Karri Axtell, youth program director at The Arc of Fort Bend, said she initially was planning to take a group of Arc members down to the Hermann Park location in September, but decided to push back the trip due to a surge in the number of COVID-19 delta variant cases. 

She reached out to Wallin and the Sugar Land campus staff over the summer to plan the event there in the fall instead. 

Wallin said the museum is hoping for feedback that can help the museum make the necessary adjustments to its exhibits to make them accessible for all guests. She also sent out an email survey to all who attended the event. 

“Based on the feedback we get,” Wallin said, “we're hoping to do a sensory guide about the halls that on a regular day might be too loud or too bright.”

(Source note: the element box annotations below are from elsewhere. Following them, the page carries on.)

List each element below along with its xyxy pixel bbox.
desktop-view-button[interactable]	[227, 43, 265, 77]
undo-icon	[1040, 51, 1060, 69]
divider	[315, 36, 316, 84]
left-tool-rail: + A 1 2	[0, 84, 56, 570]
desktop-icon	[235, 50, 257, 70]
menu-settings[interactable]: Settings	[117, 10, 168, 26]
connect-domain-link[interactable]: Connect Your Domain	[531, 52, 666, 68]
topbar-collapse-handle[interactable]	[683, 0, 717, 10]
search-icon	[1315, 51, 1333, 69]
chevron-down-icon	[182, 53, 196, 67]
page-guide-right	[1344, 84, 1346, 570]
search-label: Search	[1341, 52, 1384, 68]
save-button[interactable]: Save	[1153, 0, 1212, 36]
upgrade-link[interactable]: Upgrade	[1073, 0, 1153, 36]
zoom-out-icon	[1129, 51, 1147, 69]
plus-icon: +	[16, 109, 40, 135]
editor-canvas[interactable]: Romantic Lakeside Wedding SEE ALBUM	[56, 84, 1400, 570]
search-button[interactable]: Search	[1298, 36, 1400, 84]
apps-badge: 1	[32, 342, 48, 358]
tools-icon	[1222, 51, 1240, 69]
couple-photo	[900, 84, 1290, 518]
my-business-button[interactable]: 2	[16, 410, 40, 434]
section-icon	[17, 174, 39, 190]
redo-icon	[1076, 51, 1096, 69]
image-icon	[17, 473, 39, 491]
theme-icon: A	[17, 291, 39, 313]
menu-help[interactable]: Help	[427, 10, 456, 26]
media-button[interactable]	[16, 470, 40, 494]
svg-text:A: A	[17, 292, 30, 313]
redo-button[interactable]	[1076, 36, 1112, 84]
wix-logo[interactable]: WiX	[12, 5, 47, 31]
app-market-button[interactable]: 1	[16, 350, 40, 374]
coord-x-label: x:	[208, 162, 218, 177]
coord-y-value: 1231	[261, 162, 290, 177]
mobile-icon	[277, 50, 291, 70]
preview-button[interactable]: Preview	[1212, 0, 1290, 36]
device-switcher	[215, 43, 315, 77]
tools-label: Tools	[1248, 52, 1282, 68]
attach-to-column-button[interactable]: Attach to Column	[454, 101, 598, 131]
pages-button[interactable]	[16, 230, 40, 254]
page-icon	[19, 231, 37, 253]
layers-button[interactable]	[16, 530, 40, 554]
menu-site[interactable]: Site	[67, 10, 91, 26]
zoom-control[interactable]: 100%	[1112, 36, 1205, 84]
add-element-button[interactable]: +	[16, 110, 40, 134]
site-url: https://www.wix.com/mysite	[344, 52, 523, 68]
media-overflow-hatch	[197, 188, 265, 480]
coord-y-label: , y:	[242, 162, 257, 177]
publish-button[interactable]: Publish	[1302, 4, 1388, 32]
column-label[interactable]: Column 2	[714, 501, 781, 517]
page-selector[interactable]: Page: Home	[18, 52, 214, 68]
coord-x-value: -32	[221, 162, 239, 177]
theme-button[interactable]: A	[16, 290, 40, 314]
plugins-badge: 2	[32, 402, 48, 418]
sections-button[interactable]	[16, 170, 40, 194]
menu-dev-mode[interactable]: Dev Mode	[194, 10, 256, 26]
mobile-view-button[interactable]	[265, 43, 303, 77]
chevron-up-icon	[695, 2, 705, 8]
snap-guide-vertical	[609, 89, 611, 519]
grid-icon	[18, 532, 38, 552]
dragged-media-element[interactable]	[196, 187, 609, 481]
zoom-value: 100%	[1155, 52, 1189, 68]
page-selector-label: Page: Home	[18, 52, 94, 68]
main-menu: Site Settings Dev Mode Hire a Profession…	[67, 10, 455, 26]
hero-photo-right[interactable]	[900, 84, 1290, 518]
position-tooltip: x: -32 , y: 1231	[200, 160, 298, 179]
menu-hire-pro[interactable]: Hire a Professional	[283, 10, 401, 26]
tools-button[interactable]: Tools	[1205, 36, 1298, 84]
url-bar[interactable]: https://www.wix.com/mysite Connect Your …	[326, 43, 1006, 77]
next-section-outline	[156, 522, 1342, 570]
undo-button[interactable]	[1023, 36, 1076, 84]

Axtell said she hopes that the museum will have events throughout the year for families of children with sensory difficulties to have a quieter, calmer experience. Being surrounded by families who can relate to what other parents and children are going through is an important support system, she said.

“If your child has a little bit of a difficult day or is starting to have a meltdown or something, this is just a more welcoming and accepting environment,” Axtell said.

I was impressed by the technology on display at the museum and its chronicling of the evolution of the energy industry in the region, as well as lesser-discussed topics like the prevalence of salt domes in the area and the history of salt as a global commodity.

Not only does the museum explore physics and chemistry, it also does a good job of showcasing the geology and the biodiversity of the area and from all over the world, with a prominent display of shimmering minerals from India.

Axtell said it is important that attendees provide constructive feedback to ensure the museum will truly be sensory-friendly, and that the museum may partner with other organizations similar to The Arc in the future. 

“You want to make sure you're serving the population,” Axtell said. “(So) you don't launch it without really knowing (what works). Maybe they’ll have different feedback on what does or doesn't need to be in the sensory-friendly backpack or any of the exhibits and they'll make improvements from there and it’ll be even better, but I thought it was really good and I enjoyed it.”